Natural guardians are, however, considered to be binding on the ward only for personal property. Statutory provisions limiting the value of property owned by the minor which can be conveyed by a natural guardian without court approval may exist in some states. As a general principle, natural guardians must obtain court appointment and approval to transfer or otherwise affect real property of a minor. Formal guardianship of a minor generally requires the filing of a petition; a court hearing; and adjudication and the appointment of guardian(s) of the minor of his person.
In states which have adopted the Uniform Probate Code, a conservator must be court appointed to convey or transfer real property owned by a minor. (This is true even if the natural parents of the minor seek to convey the minor’s property.)
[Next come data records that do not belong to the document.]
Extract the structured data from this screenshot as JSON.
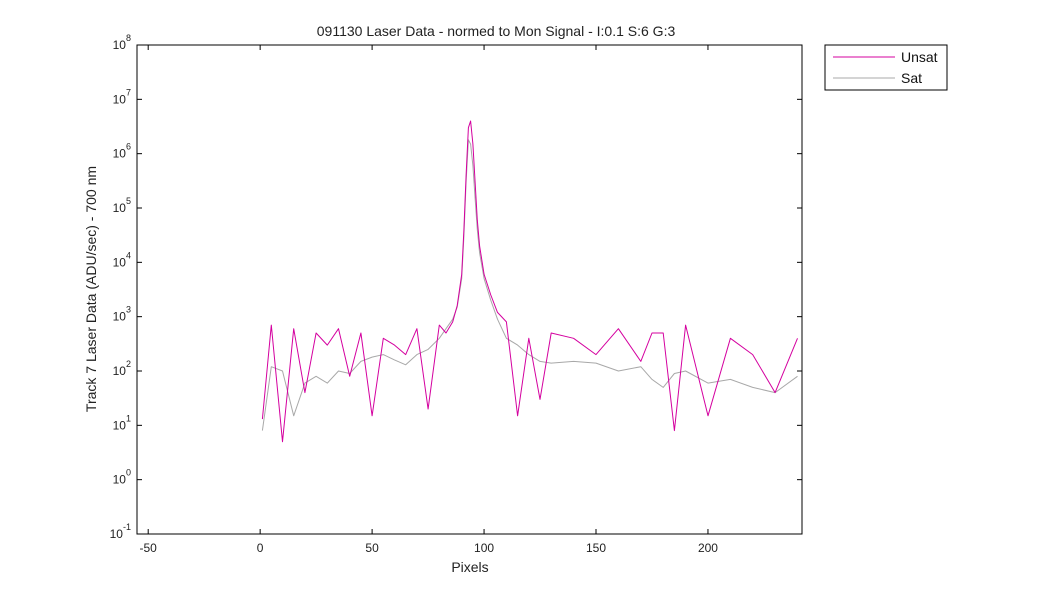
{
  "chart_data": {
    "type": "line",
    "title": "091130 Laser Data - normed to Mon Signal -   I:0.1  S:6  G:3",
    "xlabel": "Pixels",
    "ylabel": "Track 7 Laser Data (ADU/sec) - 700 nm",
    "xlim": [
      -55,
      242
    ],
    "ylim_log10": [
      -1,
      8
    ],
    "yscale": "log",
    "grid": false,
    "legend_position": "outside-top-right",
    "x_ticks": [
      -50,
      0,
      50,
      100,
      150,
      200
    ],
    "y_ticks": [
      {
        "base": "10",
        "exp": "8"
      },
      {
        "base": "10",
        "exp": "7"
      },
      {
        "base": "10",
        "exp": "6"
      },
      {
        "base": "10",
        "exp": "5"
      },
      {
        "base": "10",
        "exp": "4"
      },
      {
        "base": "10",
        "exp": "3"
      },
      {
        "base": "10",
        "exp": "2"
      },
      {
        "base": "10",
        "exp": "1"
      },
      {
        "base": "10",
        "exp": "0"
      },
      {
        "base": "10",
        "exp": "-1"
      }
    ],
    "x": [
      1,
      5,
      10,
      15,
      20,
      25,
      30,
      35,
      40,
      45,
      50,
      55,
      60,
      65,
      70,
      75,
      80,
      83,
      86,
      88,
      90,
      91,
      92,
      93,
      94,
      95,
      96,
      97,
      98,
      100,
      103,
      106,
      110,
      115,
      120,
      125,
      130,
      140,
      150,
      160,
      170,
      175,
      180,
      185,
      190,
      200,
      210,
      220,
      230,
      240
    ],
    "series": [
      {
        "name": "Unsat",
        "color": "#d4009f",
        "values": [
          13,
          700,
          5,
          600,
          40,
          500,
          300,
          600,
          80,
          500,
          15,
          400,
          300,
          200,
          600,
          20,
          700,
          500,
          800,
          1600,
          6000,
          40000,
          400000,
          3000000,
          4000000,
          1500000,
          300000,
          60000,
          20000,
          6000,
          2500,
          1200,
          800,
          15,
          400,
          30,
          500,
          400,
          200,
          600,
          150,
          500,
          500,
          8,
          700,
          15,
          400,
          200,
          40,
          400
        ]
      },
      {
        "name": "Sat",
        "color": "#a8a8a8",
        "values": [
          8,
          120,
          100,
          15,
          60,
          80,
          60,
          100,
          90,
          150,
          180,
          200,
          160,
          130,
          200,
          250,
          400,
          600,
          900,
          1500,
          5000,
          30000,
          300000,
          1800000,
          1500000,
          600000,
          150000,
          40000,
          15000,
          5000,
          2000,
          900,
          400,
          300,
          200,
          150,
          140,
          150,
          140,
          100,
          120,
          70,
          50,
          90,
          100,
          60,
          70,
          50,
          40,
          80
        ]
      }
    ]
  }
}
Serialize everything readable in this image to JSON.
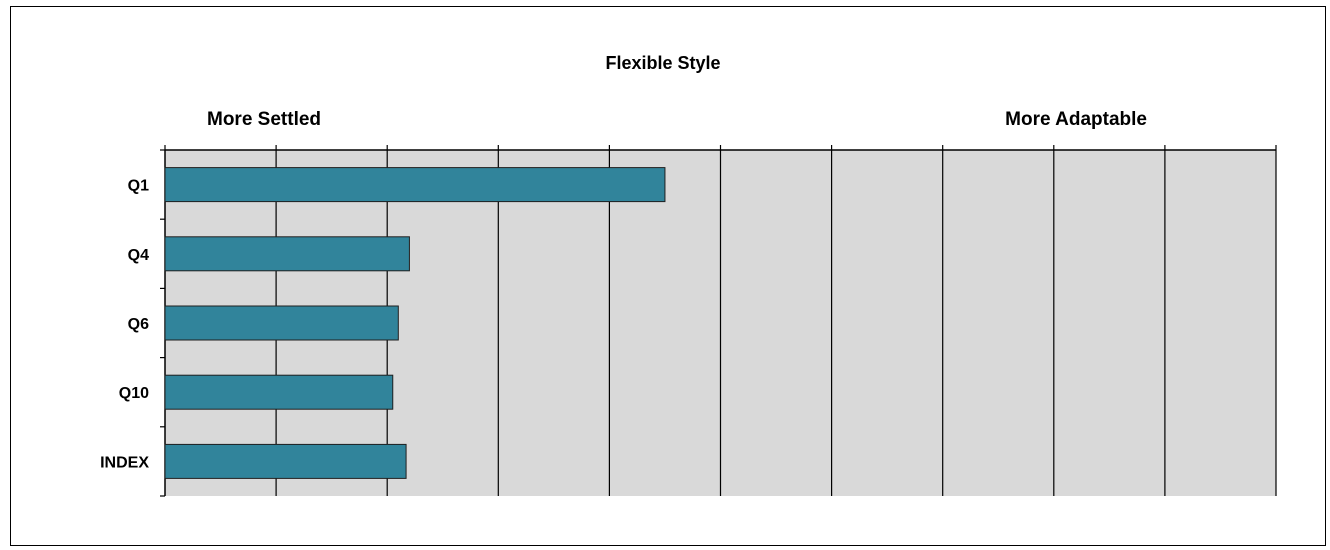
{
  "chart_data": {
    "type": "bar",
    "orientation": "horizontal",
    "title": "Flexible Style",
    "left_label": "More Settled",
    "right_label": "More Adaptable",
    "categories": [
      "Q1",
      "Q4",
      "Q6",
      "Q10",
      "INDEX"
    ],
    "values": [
      4.5,
      2.2,
      2.1,
      2.05,
      2.17
    ],
    "xlim": [
      0,
      10
    ],
    "grid": true,
    "grid_divisions": 10,
    "bar_color": "#31849B",
    "plot_background": "#D9D9D9"
  }
}
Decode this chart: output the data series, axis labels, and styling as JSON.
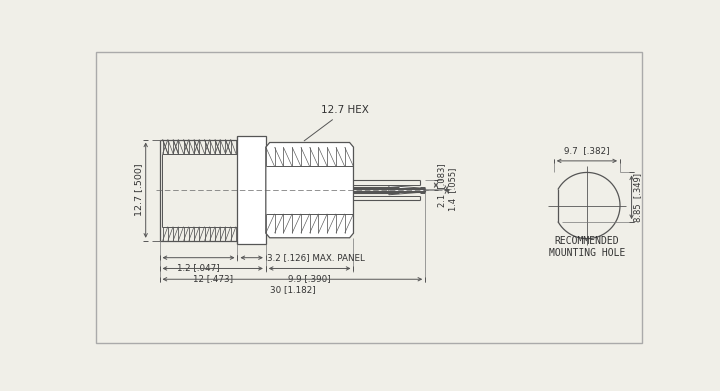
{
  "bg_color": "#f0efe8",
  "line_color": "#555555",
  "text_color": "#333333",
  "annotations": {
    "hex_label": "12.7 HEX",
    "dim_12_7": "12.7 [.500]",
    "dim_1_2": "1.2 [.047]",
    "dim_3_2": "3.2 [.126] MAX. PANEL",
    "dim_12": "12 [.473]",
    "dim_9_9": "9.9 [.390]",
    "dim_30": "30 [1.182]",
    "dim_2_1": "2.1  [.083]",
    "dim_1_4": "1.4  [.055]",
    "dim_9_7": "9.7  [.382]",
    "dim_8_85": "8.85  [.349]",
    "recommended": "RECOMMENDED\nMOUNTING HOLE"
  }
}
Generally the powers of guardian – upon court approval – include the power to sell, mortgage, lease, or otherwise encumber said real property. However, in most states, such sale must be authorized or confirmed by the court. Title examination should include review of the certified petition for sale setting forth the reasons for said sale; an adequate description of the property; the price and terms of sale, mortgage or other contract; and whether the sale is private or public, as well as the subsequent terms and conditions of the court orders approving said sale, mortgage, or lease.
In Uniform Probate Code states, a conservator must be appointed to sell or convey any real property of a minor. Such appointment is evidenced by a document called “Letters”. The Letters must be recorded and usually no further court approval or confirmation is required. Letters must be carefully examined for any restrictions on authority.